Sweet potato feathery mottle virus (SPFMV) and Sweet potato virus C (SPVC) isolates from sweetpotato were studied to examine genetic connectivity between viruses from Australia and Southeast Asia. East Timorese samples from sweetpotato were sent to Australia on FTA cards. Shoot and tuberous root samples were collected in Australia and planted in the glasshouse, and scions were graft inoculated to Ipomoea setosa plants. Symptoms in infected sweetpotato and I. setosa plants were recorded. RNA extracts from FTA cards and I. setosa leaf samples were subjected to high-throughput sequencing (HTS). Complete genomic sequences (CS) of SPFMV and SPVC (11 each) were obtained by HTS, and coat protein (CP) genes from them were compared with others from GenBank. SPFMV sequences clustered into two major phylogroups (A and B = RC) and two minor phylogroups (EA[I] and O[II]) within A; East Timorese sequences were in EA(I) and O(II), whereas Australian sequences were in O(II) and B(RC). With SPVC, CP trees provided sufficient diversity to distinguish major phylogroups A and B and six minor phylogroups within A (I to VI); East Timorese sequences were in minor phylogroup I, whereas Australian sequences were in minor phylogroups II and VI and in major phylogroup B. With SPFMV, Aus13B grouped with East Timorese sequence TM64B within minor phylogroup O, giving nucleotide sequence identities of 97.4% (CS) and 98.3% (CP). However, the closest match with an Australian sequence was the 97.6% (CS) and 98.7% (CP) nucleotide identity between Aus13B and an Argentinian sequence. With SPVC, closest nucleotide identity matches between Australian and East Timorese sequences were 94.1% with Aus6a and TM68A (CS) and 96.3% with Aus55-4C and TM64A (CP); however neither pair member belonged to the same minor phylogroup. Also, the closest Australian match was 99.1% (CP) nucleotide identity between Aus4C and New Zealand isolate NZ4-4. These first complete genome sequences of SPFMV and SPVC from sweetpotato plantings in the Australian continent and neighboring Southeast Asia suggest at least two (SPFMV) and three (SPVC) separate introductions to Australia since agriculture commenced more than two centuries ago. These findings have major implications for both healthy stock programs and biosecurity management in relation to pathogen entry into Australia and elsewhere.

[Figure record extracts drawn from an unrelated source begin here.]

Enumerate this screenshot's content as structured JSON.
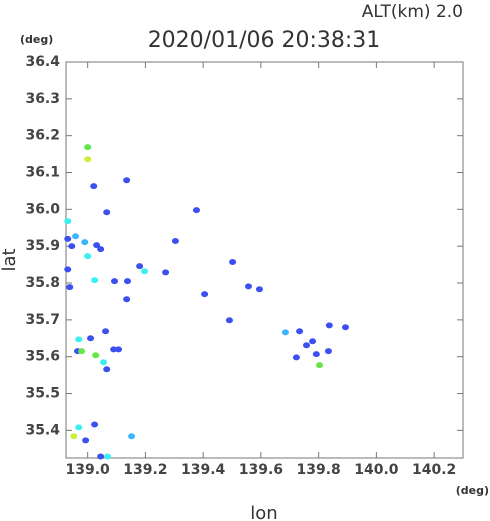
{
  "chart_data": {
    "type": "scatter",
    "title": "2020/01/06 20:38:31",
    "subtitle": "ALT(km)  2.0",
    "y_unit": "(deg)",
    "x_unit": "(deg)",
    "x_label": "lon",
    "y_label": "lat",
    "xlim": [
      138.925,
      140.3
    ],
    "ylim": [
      35.325,
      36.4
    ],
    "xticks": [
      {
        "value": 139.0,
        "label": "139.0"
      },
      139.2,
      139.4,
      139.6,
      139.8,
      {
        "value": 140.0,
        "label": "140.0"
      },
      140.2
    ],
    "yticks": [
      35.4,
      35.5,
      35.6,
      35.7,
      35.8,
      35.9,
      {
        "value": 36.0,
        "label": "36.0"
      },
      36.1,
      36.2,
      36.3,
      36.4
    ],
    "x": [
      139.0,
      139.0,
      139.021,
      139.066,
      139.135,
      139.377,
      138.931,
      138.931,
      138.958,
      138.99,
      138.945,
      139.031,
      139.0,
      139.045,
      138.931,
      138.938,
      139.024,
      139.093,
      139.304,
      139.18,
      139.197,
      139.27,
      139.138,
      139.135,
      139.405,
      139.502,
      139.557,
      139.595,
      139.491,
      139.685,
      139.734,
      139.779,
      139.758,
      139.837,
      139.893,
      139.792,
      139.803,
      138.969,
      138.965,
      138.979,
      139.01,
      139.028,
      139.055,
      139.062,
      139.107,
      139.066,
      139.09,
      139.024,
      138.969,
      138.952,
      138.993,
      139.152,
      139.069,
      139.045,
      139.723,
      139.834
    ],
    "y": [
      36.169,
      36.136,
      36.063,
      35.992,
      36.079,
      35.998,
      35.968,
      35.92,
      35.927,
      35.911,
      35.9,
      35.903,
      35.873,
      35.892,
      35.837,
      35.789,
      35.808,
      35.805,
      35.914,
      35.846,
      35.832,
      35.829,
      35.805,
      35.756,
      35.77,
      35.857,
      35.791,
      35.783,
      35.699,
      35.666,
      35.669,
      35.642,
      35.631,
      35.685,
      35.68,
      35.607,
      35.577,
      35.647,
      35.615,
      35.615,
      35.65,
      35.604,
      35.585,
      35.669,
      35.62,
      35.566,
      35.62,
      35.416,
      35.408,
      35.384,
      35.373,
      35.384,
      35.329,
      35.329,
      35.598,
      35.615
    ],
    "colors": [
      "#64e646",
      "#c8f03c",
      "#3c50f0",
      "#3c50f0",
      "#3c50f0",
      "#3c50f0",
      "#3cf0f0",
      "#3c50f0",
      "#3cb4ff",
      "#3cb4ff",
      "#3c50f0",
      "#3c50f0",
      "#3cf0f0",
      "#3c50f0",
      "#3c50f0",
      "#3c50f0",
      "#3cf0f0",
      "#3c50f0",
      "#3c50f0",
      "#3c50f0",
      "#3cf0f0",
      "#3c50f0",
      "#3c50f0",
      "#3c50f0",
      "#3c50f0",
      "#3c50f0",
      "#3c50f0",
      "#3c50f0",
      "#3c50f0",
      "#3cb4ff",
      "#3c50f0",
      "#3c50f0",
      "#3c50f0",
      "#3c50f0",
      "#3c50f0",
      "#3c50f0",
      "#64e646",
      "#3cf0f0",
      "#3c50f0",
      "#64e646",
      "#3c50f0",
      "#64e646",
      "#3cf0f0",
      "#3c50f0",
      "#3c50f0",
      "#3c50f0",
      "#3c50f0",
      "#3c50f0",
      "#3cf0f0",
      "#c8f03c",
      "#3c50f0",
      "#3cb4ff",
      "#3cf0f0",
      "#3c50f0",
      "#3c50f0",
      "#3c50f0"
    ]
  }
}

甘薯羽状斑驳病毒(SPFMV)和甘薯脉斑驳病毒(SPVC)分离物来自甘薯,研究其遗传连接性,以考察来自澳大利亚和东南亚的病毒之间的关系。东帝汶的甘薯样本通过 FTA 卡被送往澳大利亚。在澳大利亚收集了地上茎和块根样本,并在温室中种植,然后将接穗嫁接到蕹菜上。记录了感染甘薯和蕹菜的植株的症状。从 FTA 卡和蕹菜叶片样本中提取 RNA 进行高通量测序(HTS)。通过 HTS 获得了 11 个 SPFMV 和 SPVC 的完整基因组序列(CS),并比较了它们的外壳蛋白(CP)基因与 GenBank 中的其他基因。SPFMV 序列聚类为两个主要的进化枝(A 和 B = RC)和 A 内的两个次要进化枝(EA[I]和 O[II]);东帝汶序列在 EA(I)和 O(II),而澳大利亚序列在 O(II)和 B(RC)。对于 SPVC,CP 树提供了足够的多样性,可以区分主要进化枝 A 和 B 以及 A 内的六个次要进化枝(I 至 VI);东帝汶序列在次要进化枝 I,而澳大利亚序列在次要进化枝 II 和 VI 以及主要进化枝 B。SPFMV 中,Aus13B 与东帝汶 TM64B 序列在 O 亚组内聚类,CS 核苷酸序列同一性为 97.4%,CP 核苷酸序列同一性为 98.3%。然而,与澳大利亚序列最接近的匹配是 Aus13B 与阿根廷序列的 97.6%(CS)和 98.7%(CP)核苷酸同一性。SPVC 中,澳大利亚和东帝汶序列之间最接近的核苷酸同一性匹配是 Aus6a 和 TM68A(CS)之间的 94.1%和 Aus55-4C 和 TM64A(CP)之间的 96.3%;然而,这两个配对成员不属于同一亚组。此外,澳大利亚最接近的匹配是 Aus4C 与新西兰分离株 NZ4-4 之间的 99.1%(CP)核苷酸同一性。这些来自澳大利亚大陆和邻近东南亚的甘薯种植中的 SPFMV 和 SPVC 的第一个完整基因组序列表明,自两个多世纪前农业开始以来,至少有两次(SPFMV)和三次(SPVC)独立的引入澳大利亚。这些发现对病原体进入澳大利亚和其他地区的健康库存计划和生物安全管理都具有重大意义。